Nadine Dorries, the whingeing, pouting troll from the Derek Draper / Damien McBride smearathon, outlived her usefulness a while ago and may now be usefully dismissed to the backbenches to deal with littering, dog fouling and leisure centre opening times in her charming constituency.
No doubt she will also find the time to give a speech or two in committee or the House, beggaring the belief of the inquisitively minded, spouting some pseudoscientific tosh or other and attempting to restrict the lives of women or promote some cult or other.
Perhaps she will find a flattering new angle from which to have her photograph taken for her audaciously poor blog. One that just shows a bit of womanly flesh, though nothing too likely to give the vicar a heart attack. You know the sort. Wink. Wink.
Why, you may ask, the sudden vitriol poured on La Dorries? What has the woman done to deserve this, the poor wronged darling? Isn’t Nábídána being a little bit harsh?

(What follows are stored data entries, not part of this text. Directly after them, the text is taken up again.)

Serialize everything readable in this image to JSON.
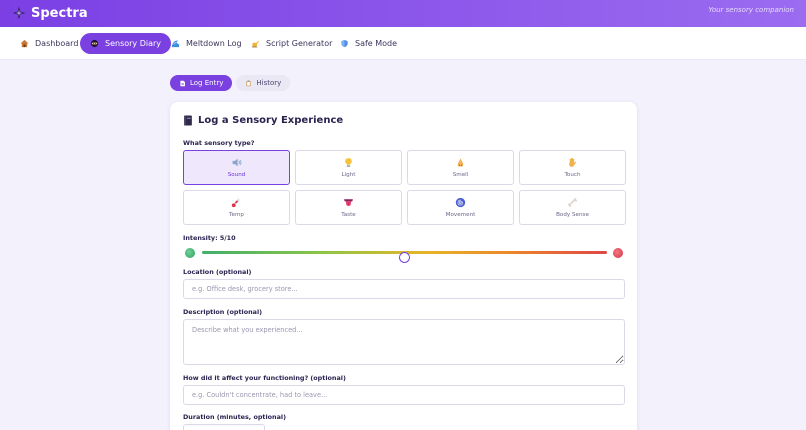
{
  "app": {
    "name": "Spectra",
    "tagline": "Your sensory companion"
  },
  "nav": {
    "items": [
      {
        "label": "Dashboard",
        "icon": "house-icon",
        "active": false
      },
      {
        "label": "Sensory Diary",
        "icon": "ninja-icon",
        "active": true
      },
      {
        "label": "Meltdown Log",
        "icon": "wave-icon",
        "active": false
      },
      {
        "label": "Script Generator",
        "icon": "writing-hand-icon",
        "active": false
      },
      {
        "label": "Safe Mode",
        "icon": "shield-icon",
        "active": false
      }
    ]
  },
  "subtabs": [
    {
      "label": "Log Entry",
      "icon": "page-icon",
      "active": true
    },
    {
      "label": "History",
      "icon": "clipboard-icon",
      "active": false
    }
  ],
  "form": {
    "title": "Log a Sensory Experience",
    "title_icon": "notebook-icon",
    "type_label": "What sensory type?",
    "types": [
      {
        "label": "Sound",
        "icon": "speaker-icon",
        "selected": true
      },
      {
        "label": "Light",
        "icon": "lightbulb-icon",
        "selected": false
      },
      {
        "label": "Smell",
        "icon": "nose-icon",
        "selected": false
      },
      {
        "label": "Touch",
        "icon": "hand-icon",
        "selected": false
      },
      {
        "label": "Temp",
        "icon": "thermometer-icon",
        "selected": false
      },
      {
        "label": "Taste",
        "icon": "tongue-icon",
        "selected": false
      },
      {
        "label": "Movement",
        "icon": "spiral-icon",
        "selected": false
      },
      {
        "label": "Body Sense",
        "icon": "bone-icon",
        "selected": false
      }
    ],
    "intensity": {
      "label": "Intensity: 5/10",
      "value": 5,
      "min": 0,
      "max": 10,
      "colors": {
        "low": "#3fb06b",
        "mid": "#e6b529",
        "high": "#e04545"
      }
    },
    "location": {
      "label": "Location (optional)",
      "placeholder": "e.g. Office desk, grocery store...",
      "value": ""
    },
    "description": {
      "label": "Description (optional)",
      "placeholder": "Describe what you experienced...",
      "value": ""
    },
    "functioning": {
      "label": "How did it affect your functioning? (optional)",
      "placeholder": "e.g. Couldn't concentrate, had to leave...",
      "value": ""
    },
    "duration": {
      "label": "Duration (minutes, optional)",
      "placeholder": "",
      "value": ""
    }
  },
  "colors": {
    "accent": "#7a40e0",
    "header_gradient_start": "#7b3fe4",
    "header_gradient_end": "#9b6cf0",
    "background": "#f3f1fb"
  }
}
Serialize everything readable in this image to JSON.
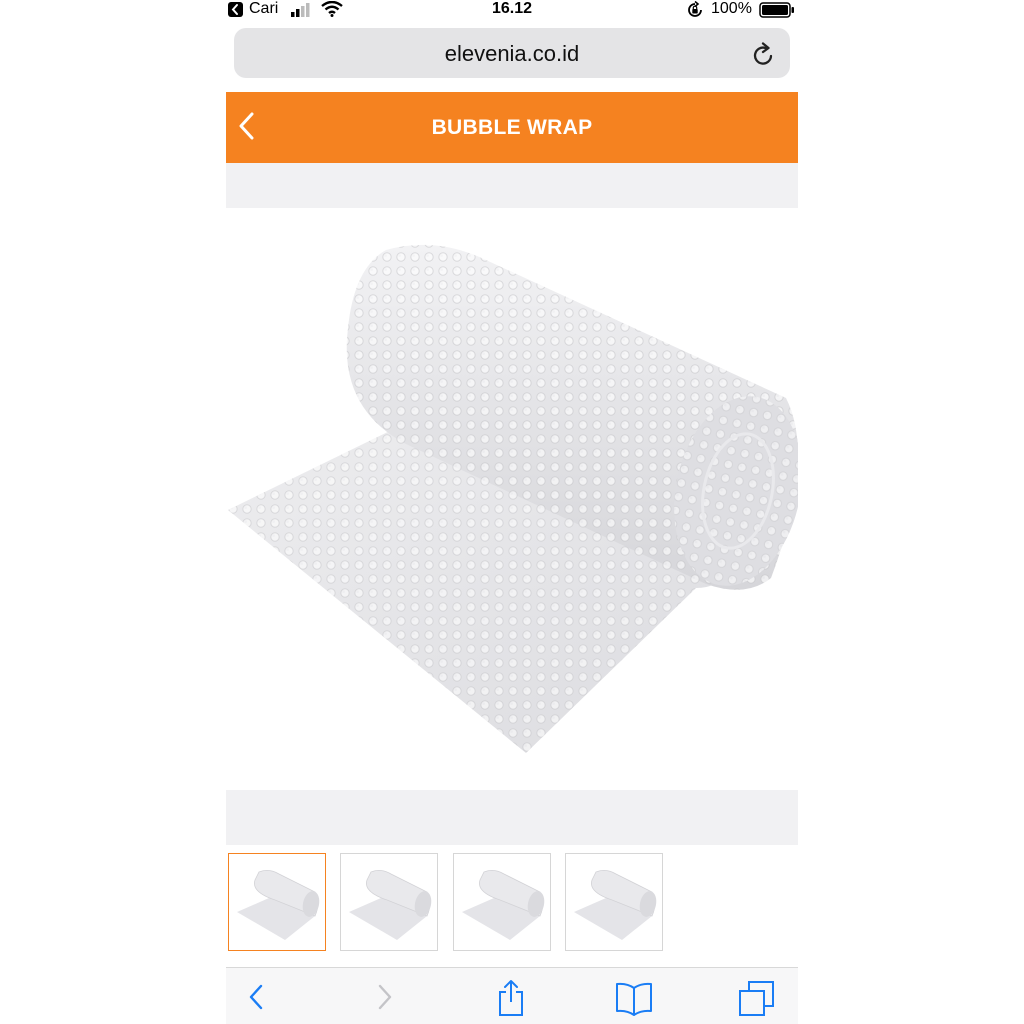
{
  "status_bar": {
    "back_app_label": "Cari",
    "time": "16.12",
    "battery_percent": "100%"
  },
  "browser": {
    "url": "elevenia.co.id"
  },
  "header": {
    "title": "BUBBLE WRAP"
  },
  "gallery": {
    "selected_index": 0,
    "thumbnail_count": 4
  },
  "colors": {
    "accent": "#f58220",
    "ios_blue": "#1a7df5"
  },
  "toolbar": {
    "icons": [
      "back-icon",
      "forward-icon",
      "share-icon",
      "bookmarks-icon",
      "tabs-icon"
    ]
  }
}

The fact is that, the day she was smeared by Messrs Draper and McBride, she became somewhat useful to the Tory party. It’s not often that a backbencher becomes useful to the leader, and when one does, it’s a nice time to have the photo taken with the leader, perhaps have a nice cup of tea, and do a round of the TV stations. And, when the leader’s office PR person goes home, that’s what you’re supposed to do as well. Nice long Radox bath, listen to some Rachmaninov. nice night’s sleep.
What one is not supposed to do is seize the opportunity to publicise your most lunatic and deranged policy fantasies, nor play to the masses of fellow morons who by turns visit every comments board in England saying something mawkish, basically nonsensical and ill-conceived.
But the worst thing about this mewling, sputtering klutz is the way in which she drew attention to the annoyance it would cause Tories for Bercow to become speaker. Her blog and her MoS article were object lessons for Labour MPs. ‘Care to really piss off the Opposition? Please vote Bercow.’
She is so arse-sweatingly naive it makes me choke just to think of her putting her head above the parapet, distracting from the hard work being put in by the Leader’s office and the Shadow Cabinet to control the level of odium surrounding Bercow. Until she learns the art of political subterfuge, she needs to keep her head down.
As it happens, I used to count Bercow as one of my political heroes, and, reading of his work for Burma, I feel there’s still much to respect about him. But our path as a party would have been much much easier and calm had we managed to get Sir George Young or Sir Alan Haselhurst into the big green seat. As much as anything else, I blame the wronged woman for the failure to control and command this election.